Analyzing barseq data retrieved from Illumina sequencing
Your read primers should be adjacent to where your barcode is so that the first base pairs are the barcodes for your constructs.
Demultiplex samples based on Illumina indices.
The extension for this will be fastq.gz. For the Dunham lab, if you need help demultiplexing, Noah knows how to do this. For others, you can refer to the demultiplexing documentation here or search for the software bcl2fastq.
Merging fastq files
If you have paired-end reads, you will need to merge your Read1 and Read2 fastq files. Once you have your samples, unzip your folders. You can do this by running gunzip my_reads_file.fastq.gz and replacing "my_reads_file" with your own file name. Next, run the merge_reads/pair_reads.sh script. Make sure this is running in the same folder as the merge_reads/trim_reads.py script. The pair_reads.sh script takes four arguments: 1) R1 fastq file path and name, 2) R2 fastq file path and name, 3) barcode length, and 4) sample name. Note: This will only work if your R1 and R2 primers are absolutely adjacent to your barcode. Please refer to the PEAR documentation if you have different levels of overlap.
If you have single-end reads, you can just run the trim_reads.py script with your fastq file. First argument is your file name, second argument is barcode length.

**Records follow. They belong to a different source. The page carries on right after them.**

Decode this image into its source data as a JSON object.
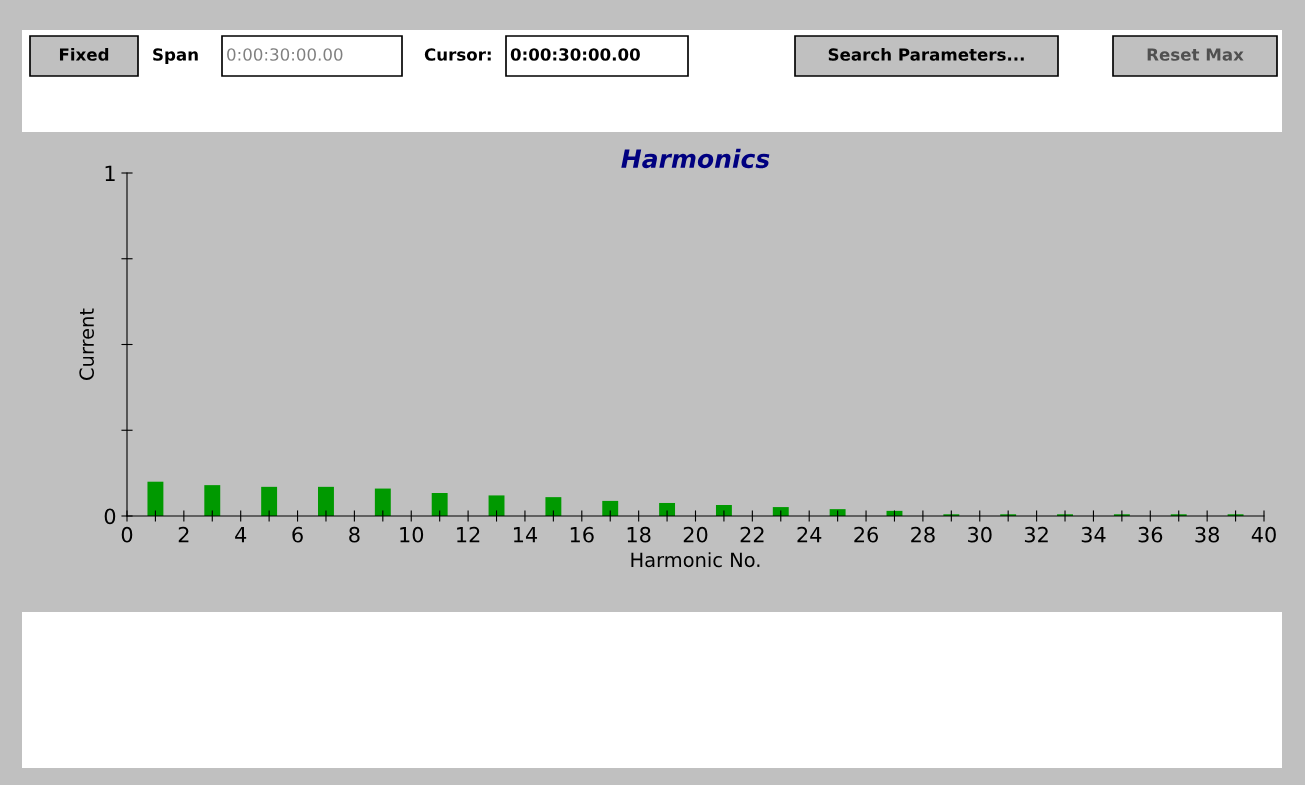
{
  "chart_data": {
    "type": "bar",
    "title": "Harmonics",
    "xlabel": "Harmonic No.",
    "ylabel": "Current",
    "x": [
      1,
      3,
      5,
      7,
      9,
      11,
      13,
      15,
      17,
      19,
      21,
      23,
      25,
      27,
      29,
      31,
      33,
      35,
      37,
      39
    ],
    "values": [
      0.1,
      0.09,
      0.085,
      0.085,
      0.08,
      0.067,
      0.06,
      0.055,
      0.044,
      0.038,
      0.032,
      0.026,
      0.02,
      0.015,
      0.005,
      0.005,
      0.005,
      0.005,
      0.005,
      0.005
    ],
    "color": "#009900",
    "xlim": [
      0,
      40
    ],
    "ylim": [
      0,
      1
    ],
    "xticks": [
      0,
      {
        "value": 1,
        "label": null
      },
      2,
      {
        "value": 3,
        "label": null
      },
      4,
      {
        "value": 5,
        "label": null
      },
      6,
      {
        "value": 7,
        "label": null
      },
      8,
      {
        "value": 9,
        "label": null
      },
      10,
      {
        "value": 11,
        "label": null
      },
      12,
      {
        "value": 13,
        "label": null
      },
      14,
      {
        "value": 15,
        "label": null
      },
      16,
      {
        "value": 17,
        "label": null
      },
      18,
      {
        "value": 19,
        "label": null
      },
      20,
      {
        "value": 21,
        "label": null
      },
      22,
      {
        "value": 23,
        "label": null
      },
      24,
      {
        "value": 25,
        "label": null
      },
      26,
      {
        "value": 27,
        "label": null
      },
      28,
      {
        "value": 29,
        "label": null
      },
      30,
      {
        "value": 31,
        "label": null
      },
      32,
      {
        "value": 33,
        "label": null
      },
      34,
      {
        "value": 35,
        "label": null
      },
      36,
      {
        "value": 37,
        "label": null
      },
      38,
      {
        "value": 39,
        "label": null
      },
      40
    ],
    "yticks": [
      0,
      {
        "value": 0.25,
        "label": null
      },
      {
        "value": 0.5,
        "label": null
      },
      {
        "value": 0.75,
        "label": null
      },
      1
    ],
    "grid": false,
    "legend": false,
    "annotations": [
      "Fixed",
      "Span",
      "0:00:30:00.00",
      "Cursor:",
      "0:00:30:00.00",
      "Search Parameters...",
      "Reset Max"
    ]
  }
}
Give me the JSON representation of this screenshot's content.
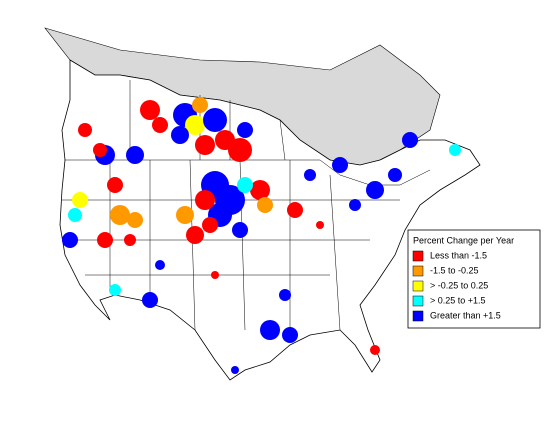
{
  "legend": {
    "title": "Percent Change per Year",
    "items": [
      {
        "label": "Less than -1.5",
        "color": "#ff0000"
      },
      {
        "label": "-1.5 to -0.25",
        "color": "#ff9900"
      },
      {
        "label": "> -0.25 to 0.25",
        "color": "#ffff00"
      },
      {
        "label": "> 0.25 to +1.5",
        "color": "#00ffff"
      },
      {
        "label": "Greater than +1.5",
        "color": "#0000ff"
      }
    ]
  }
}
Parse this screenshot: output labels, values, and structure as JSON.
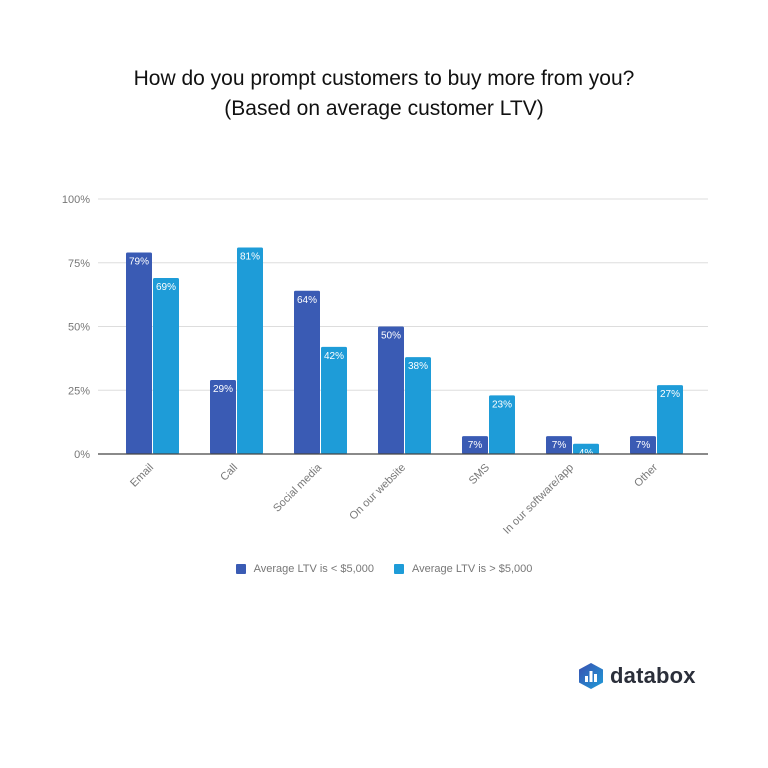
{
  "chart_data": {
    "type": "bar",
    "title": [
      "How do you prompt customers to buy more from you?",
      "(Based on average customer LTV)"
    ],
    "categories": [
      "Email",
      "Call",
      "Social media",
      "On our website",
      "SMS",
      "In our software/app",
      "Other"
    ],
    "series": [
      {
        "name": "Average LTV is < $5,000",
        "color": "#3a5bb4",
        "values": [
          79,
          29,
          64,
          50,
          7,
          7,
          7
        ]
      },
      {
        "name": "Average LTV is > $5,000",
        "color": "#1e9cd8",
        "values": [
          69,
          81,
          42,
          38,
          23,
          4,
          27
        ]
      }
    ],
    "ylim": [
      0,
      100
    ],
    "yticks": [
      "0%",
      "25%",
      "50%",
      "75%",
      "100%"
    ],
    "ytick_values": [
      0,
      25,
      50,
      75,
      100
    ],
    "value_suffix": "%",
    "grid": true,
    "legend": "bottom",
    "xlabel": "",
    "ylabel": ""
  },
  "brand": {
    "logo_text": "databox",
    "logo_color": "#3a5bb4"
  }
}
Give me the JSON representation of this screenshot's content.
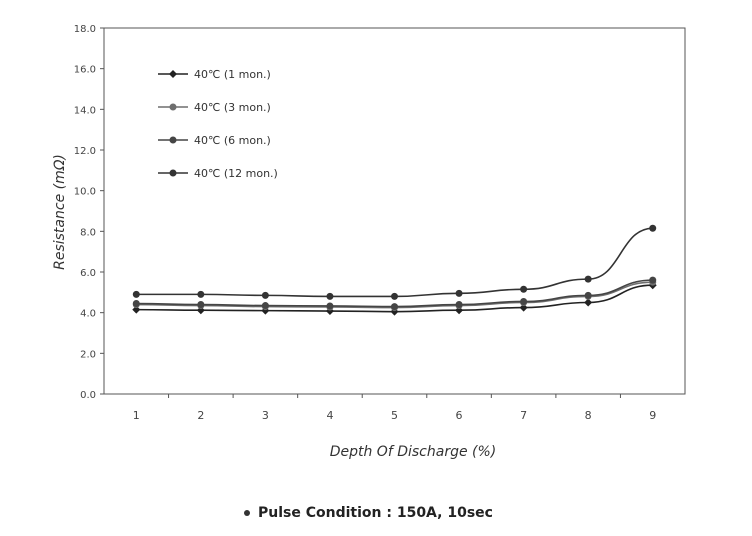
{
  "chart_data": {
    "type": "line",
    "title": "",
    "xlabel": "Depth Of Discharge (%)",
    "ylabel": "Resistance (mΩ)",
    "categories": [
      "1",
      "2",
      "3",
      "4",
      "5",
      "6",
      "7",
      "8",
      "9"
    ],
    "ylim": [
      0,
      18
    ],
    "yticks": [
      "0.0",
      "2.0",
      "4.0",
      "6.0",
      "8.0",
      "10.0",
      "12.0",
      "14.0",
      "16.0",
      "18.0"
    ],
    "grid": false,
    "legend_position": "top-left",
    "series": [
      {
        "name": "40℃ (1 mon.)",
        "marker": "diamond",
        "color": "#222222",
        "values": [
          4.15,
          4.12,
          4.1,
          4.08,
          4.05,
          4.12,
          4.25,
          4.5,
          5.35
        ]
      },
      {
        "name": "40℃ (3 mon.)",
        "marker": "circle",
        "color": "#6e6e6e",
        "values": [
          4.4,
          4.35,
          4.3,
          4.28,
          4.25,
          4.35,
          4.5,
          4.8,
          5.5
        ]
      },
      {
        "name": "40℃ (6 mon.)",
        "marker": "circle",
        "color": "#454545",
        "values": [
          4.45,
          4.4,
          4.35,
          4.33,
          4.3,
          4.4,
          4.55,
          4.85,
          5.6
        ]
      },
      {
        "name": "40℃ (12 mon.)",
        "marker": "circle",
        "color": "#333333",
        "values": [
          4.9,
          4.9,
          4.85,
          4.8,
          4.8,
          4.95,
          5.15,
          5.65,
          8.15
        ]
      }
    ]
  },
  "caption": "Pulse Condition : 150A, 10sec"
}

Making a data frame for a collector's curve
If you want to know if you've gotten sufficient coverage for your sequencing run, you can create a collector's curve. Use the script misc_scripts/collector_curve.py.
Count unique barcodes, compare to barcode-variant map
Use the script misc_scripts/count_unique_bcs.py. Be sure to edit script if you want to run this without a barcode-variant map (see script for details).
Collapse barcode counts by variant
Use the script variant_coverage/collapse_bcs.py to determine how much coverage you have per variant. See script for details on input/output files.
Translate sequences and get mutations
Use the script misc_scripts/get_mutations.py. See script header for details on input/output files.
Generating new index barcodes (or barcodes in general) while avoiding overlap with existing indices in Dunham lab
Use script generate_new_index/make_index.py. See script header for details. An existing .txt file contains barcodes (last updated 3/8/22 from custom_indices file in Dunham Shared Drive); please update it if more barcodes have been added since. Scripts editdist.py contains the function for calculating edit ditance, no need to install additional packages.